Сейчас же после выборов, установив сношения с организовавшимися кружками помощи крестьянам, я выехал в Князевку. Я ехал и думал об этом помогавшем крестьянам обществе, которое теперь, когда нашлась и для него точка приложения, так сильно вдруг обнаружило готовый запас общественных сил, до времени тлевший под пеплом и теперь вспыхнувший ярким пламенем любви к ближним, жаждой деятельности.
И сколько жизни, возбуждения, энергии, сколько теплоты!

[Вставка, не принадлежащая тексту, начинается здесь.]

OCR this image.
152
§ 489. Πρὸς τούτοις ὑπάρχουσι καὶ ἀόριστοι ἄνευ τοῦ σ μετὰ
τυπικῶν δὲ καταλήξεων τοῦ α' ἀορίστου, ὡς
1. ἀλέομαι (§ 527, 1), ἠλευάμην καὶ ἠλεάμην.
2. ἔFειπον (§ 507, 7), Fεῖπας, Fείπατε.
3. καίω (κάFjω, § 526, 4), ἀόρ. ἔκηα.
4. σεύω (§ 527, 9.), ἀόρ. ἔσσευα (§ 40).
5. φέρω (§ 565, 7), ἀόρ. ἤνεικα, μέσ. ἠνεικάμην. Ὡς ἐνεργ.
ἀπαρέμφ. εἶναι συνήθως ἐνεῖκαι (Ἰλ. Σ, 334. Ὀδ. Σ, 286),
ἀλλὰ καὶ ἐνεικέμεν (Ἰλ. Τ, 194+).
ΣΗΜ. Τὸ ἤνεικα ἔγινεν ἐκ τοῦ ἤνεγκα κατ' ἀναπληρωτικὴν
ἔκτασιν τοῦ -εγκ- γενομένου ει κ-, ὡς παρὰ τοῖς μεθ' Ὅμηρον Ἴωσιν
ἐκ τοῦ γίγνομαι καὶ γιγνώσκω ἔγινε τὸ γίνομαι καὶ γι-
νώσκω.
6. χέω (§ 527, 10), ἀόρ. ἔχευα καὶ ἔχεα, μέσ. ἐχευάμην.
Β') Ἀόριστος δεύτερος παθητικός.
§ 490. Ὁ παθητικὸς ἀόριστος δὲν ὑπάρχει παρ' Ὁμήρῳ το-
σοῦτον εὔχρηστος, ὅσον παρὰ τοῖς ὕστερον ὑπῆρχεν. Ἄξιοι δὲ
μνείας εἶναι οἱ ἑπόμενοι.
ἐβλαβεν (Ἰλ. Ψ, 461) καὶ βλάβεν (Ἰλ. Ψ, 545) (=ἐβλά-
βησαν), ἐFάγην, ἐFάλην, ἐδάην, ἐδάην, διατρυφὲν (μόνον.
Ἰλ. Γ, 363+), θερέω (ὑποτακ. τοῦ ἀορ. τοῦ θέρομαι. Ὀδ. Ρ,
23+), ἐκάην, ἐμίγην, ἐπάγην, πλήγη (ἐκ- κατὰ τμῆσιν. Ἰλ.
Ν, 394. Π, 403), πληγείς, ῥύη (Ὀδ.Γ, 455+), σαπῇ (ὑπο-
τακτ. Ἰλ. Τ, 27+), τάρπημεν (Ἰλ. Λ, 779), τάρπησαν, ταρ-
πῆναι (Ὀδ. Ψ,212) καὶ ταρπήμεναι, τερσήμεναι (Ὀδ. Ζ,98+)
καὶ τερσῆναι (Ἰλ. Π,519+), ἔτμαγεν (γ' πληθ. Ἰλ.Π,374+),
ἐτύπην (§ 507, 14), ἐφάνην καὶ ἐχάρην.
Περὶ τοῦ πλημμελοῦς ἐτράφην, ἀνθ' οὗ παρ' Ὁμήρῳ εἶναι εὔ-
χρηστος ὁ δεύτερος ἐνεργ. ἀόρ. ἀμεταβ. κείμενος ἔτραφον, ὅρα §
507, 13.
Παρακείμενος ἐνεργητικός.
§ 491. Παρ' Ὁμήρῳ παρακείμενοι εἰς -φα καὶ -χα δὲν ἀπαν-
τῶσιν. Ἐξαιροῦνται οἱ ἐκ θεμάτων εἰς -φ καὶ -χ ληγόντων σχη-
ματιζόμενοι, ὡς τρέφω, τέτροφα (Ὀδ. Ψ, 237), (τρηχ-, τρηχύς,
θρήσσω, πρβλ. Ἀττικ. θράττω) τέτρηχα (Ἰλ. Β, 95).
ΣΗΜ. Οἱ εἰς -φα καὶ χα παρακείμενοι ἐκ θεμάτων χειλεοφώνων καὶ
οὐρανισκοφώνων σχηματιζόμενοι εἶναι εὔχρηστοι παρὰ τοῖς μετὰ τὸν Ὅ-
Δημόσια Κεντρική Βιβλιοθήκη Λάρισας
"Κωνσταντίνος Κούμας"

Все выходило так просто, как будто и действительно не требовалось никакого напряжения, между тем люди жертвовали и деньгами, и временем, и здоровьем, и жизнью.
Такие люди оказались и там, где я служил, оказались и везде в 91-м году, когда впервые выступили они на арену общественной деятельности.
Узнав этих людей, я все эти пять лет стремился к ним всеми силами своей души.
Было, конечно, тяжело сознать, что я, дипломный человек, перед этими людьми истинного знания -- только невежда, только профан, которого давно и сознают и понимают, и только он сам все еще находится в блаженном неведении относительно того, кто он и что он в жизни.
Но уж слишком выстрадал я свое дипломное невежество, связанное к тому же с натурой, неудержимо стремящейся хотя и к чисто практической деятельности, но всегда с добрыми намерениями на общую пользу. Понять эту пользу, понять себя, найти свою точку приложения,-- понять, осмыслить, обосновать всем тем знанием, которое имеется уже в копилке человечества,-- вот задача, перед которой отступили на задний план все вопросы ложного самолюбия. И эти пять лет были моим вторым университетом, в котором я действительно работал так, как не умеют или не могут работать, преследуя дипломные только знания.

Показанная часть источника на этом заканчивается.